É perché sentono che non ti importa più di niente, che non ti piace più nulla” le aveva detto suo figlio quando gli aveva chiesto un'opinione. Ma non era vero che a Margherita non piaceva nulla...

le piaceva il profumo del mandarino. È Natale, la sala è calda, fin troppo calda e c'è l'albero con le palline di vetro – non è grande, ma Margherita è piccina e l'albero le sembra un gigante – e ci sono la mamma e il papà e una bambola di pezza stretta al petto della bambina e un profumo di mandarino nell'aria... Margherita sorrise, ricordando. Era da ottant'anni che non sentiva più il profumo che c'era nell'aria nei Natali della sua infanzia.

le piaceva il tintinnio dei campanelli. I bambini corrono nei prati a marzo e cantano e scuotono i campanacci per risvegliare la natura. La loro filastrocca fa crescere l'erba che poi diventerà fieno e sfamerà le bestie. Margherita sospirò: era da settant'anni che non andava più per i prati a primavera. Quel rito era ancora vivo tra i bambini del paese, ma il suo significato era perduto.

le piaceva il profumo dell'erba falciata nei prati. È una sera di luglio e le stelle sono luminose. L'erba è corta e pungente sotto alla sua schiena, ma l'aria tiepida le sfiora le gambe nude e lui è alto e bello e i suoi baci sulla pelle la fanno rabbrividire, le sue carezze le fanno girare la testa e i suoi occhi sono gli occhi che ha sempre sognato. Margherita fece una smorfia amara: era da sessant'anni che non si fidava più degli occhi di un uomo.

le piaceva il vento d'autunno. È ottobre e Claudio ha dieci anni e sta pulendo la stalla. Margherita è seduta con una vecchia vicina su di un muretto assolato a rammendare calze. Il vento è caldo e forte e all'improvviso porta un grido lamentoso che giunge dal paese e vola verso le selve ramate. È morta una strega, le dice la vicina, e quella era la sua anima che volava verso i boschi. Porta bene sentirla. Margherita chiude gli occhi: era da una vita che aspettava che qualcuno le si sedesse accanto e le chiedesse cos'erano i rumori portati dal vento.

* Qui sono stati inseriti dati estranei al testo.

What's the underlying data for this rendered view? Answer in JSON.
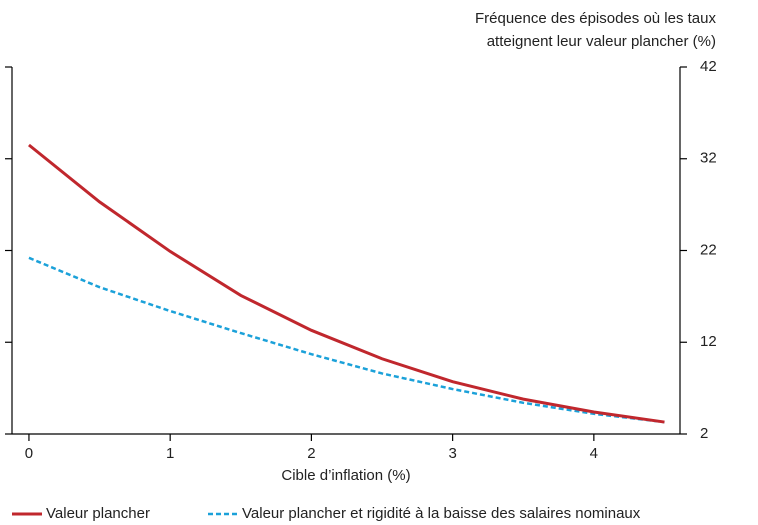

Un suono di passi la riportò alla realtà: un contadino si dirigeva verso la stalla delle pecore. Le passò accanto, salutandola appena con un cenno del capo. Alzando gli occhi al sole che forse era più caldo di quello conservato nei suoi ricordi, Margherita si rese conto che il suo tempo era passato e che presto per lei sarebbe giunta la fine; e pensò che ognuno aveva la fine che si meritava. Ma chi era lei? Una persona, rifletté, è qualcosa in funzione degli altri, cambia identità a seconda degli occhi di chi la guarda. Ai suoi stessi occhi era una donna che non voleva invecchiare e la sua fine sarebbe stata nella solitudine in cui lei stessa si era relegata. Agli occhi di suo figlio era una vecchia testarda e la sua fine sarebbe stata nella stanza anonima di un ospedale. E agli occhi dei bambini che la sfuggivano? Ai loro occhi, immaginò Margherita, lei era la strega delle fiabe; e allora forse la sua fine sarebbe stata nel vento che corre verso i boschi che l'avevano accompagnata per tutta la vita... per un qualche motivo, Margherita trovò il pensiero confortante.